Professor Emeritus of Industrial Relations and HR Management. Professor Verma served as the Director of the Centre for Industrial Relations & Human Resources during 2009-15. He has taught previously at the University of California, Los Angeles, the University of British Columbia, University of Saskatchewan and worked in the steel industry as an engineer for five years. He has taught by invitation in Vietnam, Brazil, Russia, India, China and Thailand. During 2013-14, he was appointed by the Government of Ontario as Chair, Minimum Wage Advisory Panel. He has served on the Advisory Board, Sheffield University Business School (UK) and was a Visiting Professor at Middlesex University Business School (UK) during 2005- 2010. He has served as President of the Canadian Industrial Relations Association and on the Executive Board of the International Industrial Relations Association, Geneva. He was a member of the Advisory Committee on Labour and Income Statistics at Statistics Canada (1993-2015) and as a member of the Board of Directors of COSTI Immigration Services (2006-2015), the largest such non-profit agency in Canada. He has co-edited several books including: Unions in the 21st Century: An International Perspective (London: Palgrave Macmillan, 2004); Restructuring Work and the Life Course (Toronto: University of Toronto Press, 2001). His primary research interests are in the area of management responses to unionization, participative forms of work organization, wage and employment outcomes, policy responses to technology and globalization, international labour standards and social enterprises. Professor Verma consults with a variety of businesses, unions, governments and international agencies such as the ILO, the OECD and the World Bank. He co-authored an OECD report on Preparing for the Future of Work in Canada, published in 2020. His recent work has focused on labour standards compliance in global supply chains in collaboration with the Better Work program of the ILO. He has had a long association with the ILO working as a subject matter expert on various projects since the 1990s.

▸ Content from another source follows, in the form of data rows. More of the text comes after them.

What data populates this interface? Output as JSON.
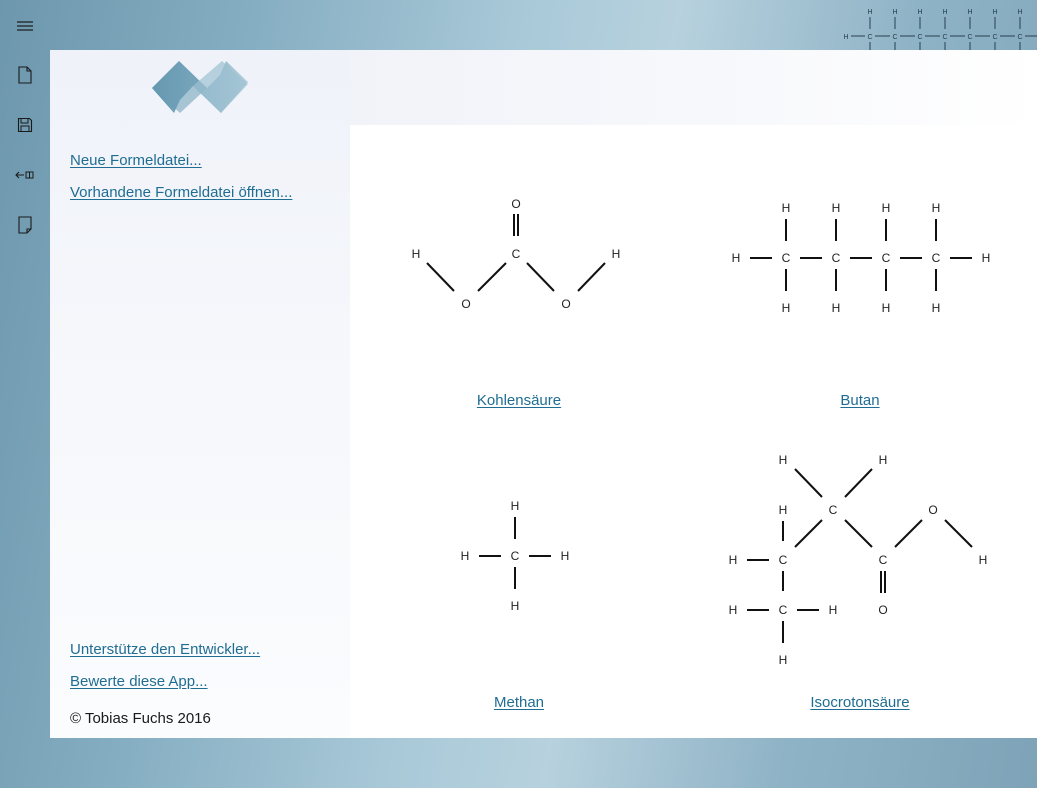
{
  "rail": {
    "items": [
      {
        "icon": "hamburger-menu-icon"
      },
      {
        "icon": "new-document-icon"
      },
      {
        "icon": "save-icon"
      },
      {
        "icon": "exit-icon"
      },
      {
        "icon": "notebook-icon"
      }
    ]
  },
  "left_panel": {
    "links": [
      "Neue Formeldatei...",
      "Vorhandene Formeldatei öffnen..."
    ],
    "bottom_links": [
      "Unterstütze den Entwickler...",
      "Bewerte diese App..."
    ],
    "copyright": "© Tobias Fuchs 2016"
  },
  "formulas": [
    {
      "name": "Kohlensäure",
      "atoms": [
        "O",
        "C",
        "H",
        "H",
        "O",
        "O"
      ]
    },
    {
      "name": "Butan",
      "atoms": [
        "H",
        "H",
        "H",
        "H",
        "H",
        "C",
        "C",
        "C",
        "C",
        "H",
        "H",
        "H",
        "H",
        "H"
      ]
    },
    {
      "name": "Methan",
      "atoms": [
        "H",
        "H",
        "C",
        "H",
        "H"
      ]
    },
    {
      "name": "Isocrotonsäure",
      "atoms": [
        "H",
        "H",
        "H",
        "C",
        "O",
        "H",
        "C",
        "C",
        "H",
        "H",
        "C",
        "H",
        "O",
        "H"
      ]
    }
  ],
  "header_decoration": {
    "top_atoms": [
      "H",
      "H",
      "H",
      "H",
      "H",
      "H",
      "H"
    ],
    "chain_atoms": [
      "H",
      "C",
      "C",
      "C",
      "C",
      "C",
      "C",
      "C"
    ]
  },
  "colors": {
    "accent": "#1f6d93",
    "rail": "#7aa0b4"
  }
}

Born 1940 in Southern Germany. 1960 – 1964 legal education at the universities of Freiburg and Berlin. 1965 – 66 Research Fellow at the Center of Law and Society at the University of California in Berkeley.  1974 – 1977 Full Professor of Civil Law and Labor Law at the University of Hamburg and 1977 – 2008 at the Goethe University in Frankfurt. Since 2008 Professor emeritus. His main research topics have been German, European and international labor law. Visiting professor at many universities all over the world, in the USA particularly at the University of Florida, at the University of Pennsylvania, at the NYU (member of the Global Law Program) and at the University of Illinois. For many years consultant to the International Labor Organization (ILO) and to the European Union (EU).1990 – 1995  President of the German Association of Industrial Relations and 2000 – 2003 President of the International Industrial Relations Association (now renamed International Labor and Employment Research Association). He also served as German correspondent to the NAA. He holds several honorary doctorates and in 2015 the international Labor Law Research Network(LLRN) endowed him the prestigious Award for outstanding contribution to labor law. He is a Fellow of the World Academy of Art and Science (WAAS).